Scene along NM Highway 12 between Apache Creek and Datil. Photo by Phyllis Eileen Banks . Photo by Phyllis Eileen Banks
Cruzville, named for the Cruz family who no longer live there, is nine miles northeast of Reserve. It was a settlement in the Apache National Forest among the pine, fir and spruce trees. The New Mexico map lists it but there is no post office.
Apache Creek is three miles northeast of Cruzville and is a settlement where Apache Creek and the Tularosa River meet. It had a post office from 1928-58, but mail now goes to Aragon. This is an area where Apache tribe leaders Mangas Coloradas, Victorio, Geronimo, Chato and Cochise carried on their guerilla warfare. Originally it is said they were friendly to the explorers and colonists but when their lands and water were taken over by the pioneers they fought back. The warfare was finally curbed after the surrender of Geronimo in 1886.
There is a five mile hike through Lee Russel Canyon from NM Hwy 32 to Apache Creek where archeologists have found colorful agates and potsherds. They are from the cookware of prehistoric Indians and of the Chiricahua Apaches who hid out here in the1880s.
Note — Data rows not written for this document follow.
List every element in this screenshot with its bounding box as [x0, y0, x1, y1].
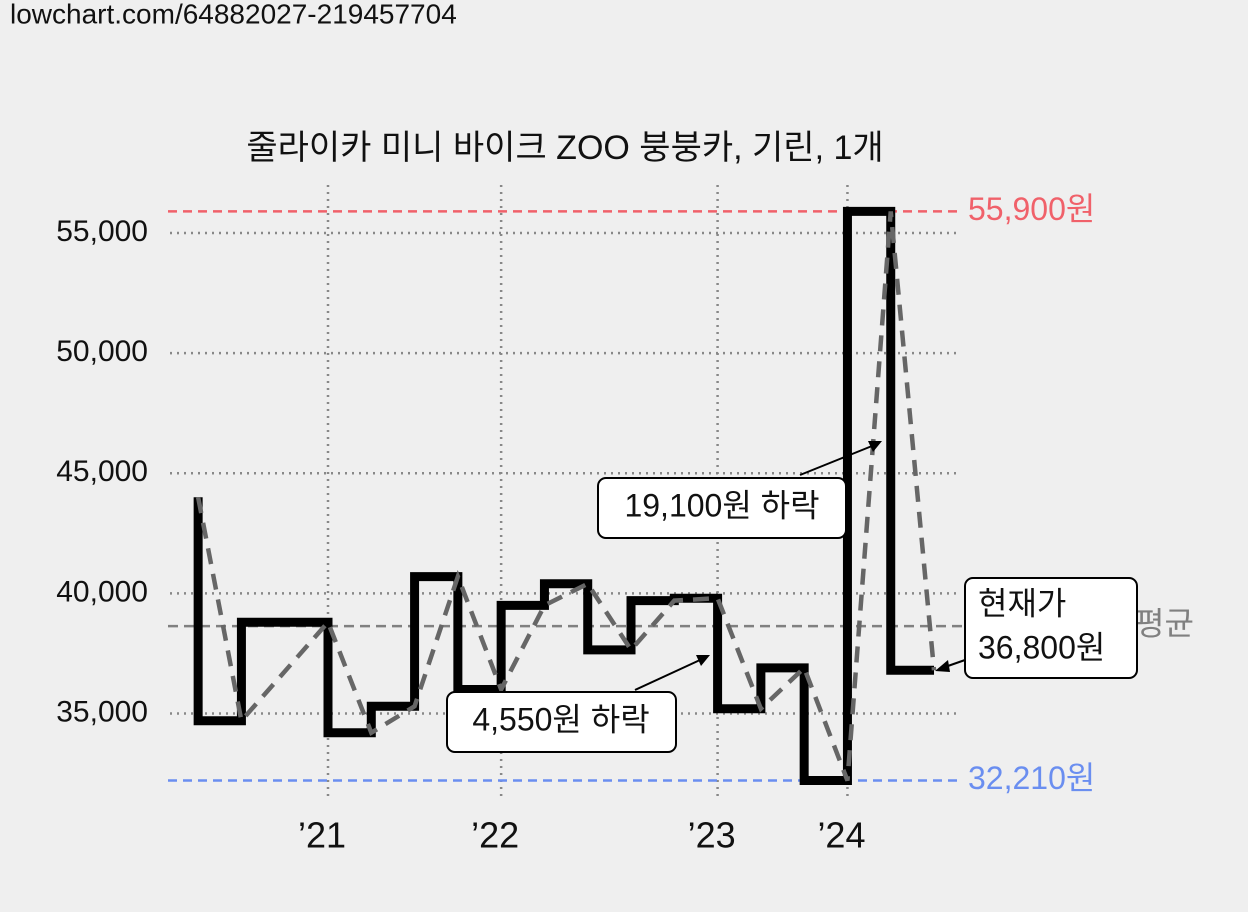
x-tick-label: ’21 — [298, 815, 346, 856]
current-price: 현재가 36,800원 — [935, 577, 1138, 679]
current-box — [964, 577, 1138, 679]
x-tick-label: ’24 — [817, 815, 865, 856]
x-tick-label: ’23 — [688, 815, 736, 856]
arrow-head — [935, 660, 950, 672]
y-tick-label: 40,000 — [56, 575, 148, 608]
min-line-label: 32,210원 — [968, 760, 1095, 796]
chart-title: 줄라이카 미니 바이크 ZOO 붕붕카, 기린, 1개 — [246, 129, 883, 167]
annotation: 19,100원 하락 — [597, 441, 882, 539]
series — [193, 206, 937, 786]
price-step-line — [193, 206, 935, 786]
y-tick-label: 50,000 — [56, 335, 148, 368]
current-title: 현재가 — [978, 585, 1066, 621]
url: lowchart.com/64882027-219457704 — [10, 0, 457, 29]
max-line-label: 55,900원 — [968, 191, 1095, 227]
annotation-box — [597, 477, 847, 539]
y-tick-label: 35,000 — [56, 695, 148, 728]
annotation-box — [446, 691, 677, 753]
arrow — [799, 445, 873, 476]
current-price: 36,800원 — [978, 629, 1105, 665]
arrow-head — [868, 441, 882, 452]
y-tick-label: 55,000 — [56, 215, 148, 248]
annotation-text: 19,100원 하락 — [624, 487, 819, 523]
arrow-head — [696, 655, 710, 666]
y-tick-label: 45,000 — [56, 455, 148, 488]
average-label: 평균 — [1135, 606, 1194, 642]
annotation-text: 4,550원 하락 — [472, 701, 649, 737]
x-tick-label: ’22 — [471, 815, 519, 856]
arrow — [634, 659, 701, 691]
annotation: 4,550원 하락 — [446, 655, 710, 753]
trend-line — [195, 211, 937, 782]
One mile north of Apache Creek Store and a further three-mile walk up Apache Creek is a waterfall.
Aragon, seven miles farther northeast of Apache Creek at an altitude of 7,135 feet, is a trading center in the Tularosa Valley. The post office was known as Joseph from 1887 to 1898 and 1901 to 1906. Since 1906 it has been known as Aragon, named for a local family who still live there. It is a picturesque village set among lovely old trees surrounded by small irrigated farms. On the north side of Tularosa Canyon, a cave was occupied from 400 B.C. to A.D. l100, containing pits and later masonry rooms. Fort Tularosa was built in 1870 and housed the Apache Indian Agency. After the Indians were moved from the Fort back to the Ojo Caliente reservation in 1874 the Fort was abandoned. The only remaining evidence is a burial ground for soldiers who served in the Arizona Territory.
Before arriving at Old Horse Springs, 20 miles northeast of Aragon, the traveler crosses the Continental Divide at 7500 feet, the point at which all rivers flow west on the west side and all rivers flow east on the east side. The descent then begins into the Plains of San Agustin. Old Horse Springs is a settlement with a post office from 1879-82, mail to Socorro from 1922 to the present. The story is told its name originated when some soldiers traveling from Fort Tularosa to Socorro lost a horse. They found it on the way back at the springs that bubble out of the ground approximately ½ mile west of the settlement. The original community of Horse Springs is now labeled Old Horse Springs and is two miles west of New Horse Springs. The 28 miles to Datil is through rolling hills with no more settlements along the way.
This scenic route from Lordsburg to Socorro through this southwestern part of New Mexico is worth the extra time it takes because there is little traffic and the beauty of the landscape makes it a memorable trip.